That's a very good question. This was the subject matter of a case called McCutcheon and the Ontario Securities Commission, in 1982, where the Supreme Court of Canada recognized that there was some overlap between the CBCA and provincial securities legislation.
The two coexist. I think there is really no other answer: they coexist. Obviously, securities law can cover any type of reporting issue, whereas the CBCA will only cover corporations that are formed under the CBCA. There are some differences, for example, between the criminal element in terms of the options trading. Insiders having options over shares and things like this are a little different under the CBCA from what they are provincially.
But what I'm really talking about, and where I think the most important aspect of this is, is with respect to civil actions against insiders. This is something that's not, in my view, very prevalent in Canadian law. There is not a lot of civil litigation against insiders, and I think there ought to be, because it's clear there is insider trading going on. You can tell that by the fact that there is often a spike in prices before there is favourable news, or the reverse. So somebody is trading. There could be class actions, for example. Treble damages could be awarded.

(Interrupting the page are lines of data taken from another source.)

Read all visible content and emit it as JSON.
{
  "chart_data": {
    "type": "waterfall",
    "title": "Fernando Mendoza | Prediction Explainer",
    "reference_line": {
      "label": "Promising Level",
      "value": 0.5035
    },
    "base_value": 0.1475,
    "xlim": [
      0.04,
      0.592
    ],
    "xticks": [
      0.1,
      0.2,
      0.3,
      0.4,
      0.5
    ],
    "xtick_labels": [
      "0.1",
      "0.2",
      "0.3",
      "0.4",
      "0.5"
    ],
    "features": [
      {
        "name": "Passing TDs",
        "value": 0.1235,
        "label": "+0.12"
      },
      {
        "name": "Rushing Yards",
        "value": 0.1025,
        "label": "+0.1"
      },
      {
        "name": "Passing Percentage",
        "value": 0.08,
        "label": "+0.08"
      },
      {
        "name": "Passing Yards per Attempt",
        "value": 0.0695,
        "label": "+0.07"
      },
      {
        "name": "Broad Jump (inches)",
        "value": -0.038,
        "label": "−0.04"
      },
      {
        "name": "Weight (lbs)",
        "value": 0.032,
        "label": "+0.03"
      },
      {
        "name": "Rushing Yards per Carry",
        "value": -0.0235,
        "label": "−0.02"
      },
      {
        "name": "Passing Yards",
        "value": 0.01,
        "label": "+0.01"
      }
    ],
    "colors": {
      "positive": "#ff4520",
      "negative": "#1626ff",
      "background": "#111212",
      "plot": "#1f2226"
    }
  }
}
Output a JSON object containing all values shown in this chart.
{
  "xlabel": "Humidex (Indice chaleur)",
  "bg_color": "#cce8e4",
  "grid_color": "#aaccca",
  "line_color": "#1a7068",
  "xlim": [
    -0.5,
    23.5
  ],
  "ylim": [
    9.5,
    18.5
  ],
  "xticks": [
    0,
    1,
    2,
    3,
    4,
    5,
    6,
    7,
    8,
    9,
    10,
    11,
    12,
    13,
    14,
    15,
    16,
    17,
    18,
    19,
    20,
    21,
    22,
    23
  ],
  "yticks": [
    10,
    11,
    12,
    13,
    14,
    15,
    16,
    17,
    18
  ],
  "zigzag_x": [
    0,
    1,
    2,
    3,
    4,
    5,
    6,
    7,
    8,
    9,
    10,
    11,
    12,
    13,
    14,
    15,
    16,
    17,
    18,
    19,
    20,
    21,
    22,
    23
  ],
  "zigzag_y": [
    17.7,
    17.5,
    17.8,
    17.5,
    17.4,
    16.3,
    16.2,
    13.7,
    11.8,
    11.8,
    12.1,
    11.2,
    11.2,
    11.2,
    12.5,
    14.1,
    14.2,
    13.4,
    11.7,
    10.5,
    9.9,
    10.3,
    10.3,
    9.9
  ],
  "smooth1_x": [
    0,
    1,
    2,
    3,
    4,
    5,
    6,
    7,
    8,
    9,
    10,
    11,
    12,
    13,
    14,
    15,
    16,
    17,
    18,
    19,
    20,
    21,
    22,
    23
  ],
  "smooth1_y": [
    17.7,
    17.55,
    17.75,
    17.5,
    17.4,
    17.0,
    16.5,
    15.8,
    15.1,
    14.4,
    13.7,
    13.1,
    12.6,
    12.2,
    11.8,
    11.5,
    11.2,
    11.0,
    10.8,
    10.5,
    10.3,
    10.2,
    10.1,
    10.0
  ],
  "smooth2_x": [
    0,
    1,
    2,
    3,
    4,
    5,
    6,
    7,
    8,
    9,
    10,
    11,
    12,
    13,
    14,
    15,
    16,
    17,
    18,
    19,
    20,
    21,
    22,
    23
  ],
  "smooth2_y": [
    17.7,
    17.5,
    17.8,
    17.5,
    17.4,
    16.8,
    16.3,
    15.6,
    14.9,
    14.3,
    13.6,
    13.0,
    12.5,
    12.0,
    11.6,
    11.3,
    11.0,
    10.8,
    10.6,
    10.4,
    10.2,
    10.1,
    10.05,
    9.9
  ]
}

There are ways the civil law could be used.
The CBCA is largely self-enforcing. The genius of this act is that largely the enforcement of the act has been privatized to give private parties the incentive to pursue their remedies. And this is one area where I think that's failed. There has been no case since 1994 that I could find on insider trading liability. There has never been a case under the CBCA with respect to criminal liability, and very few cases at all under the civil liability regime, and none since the 2001 amendments.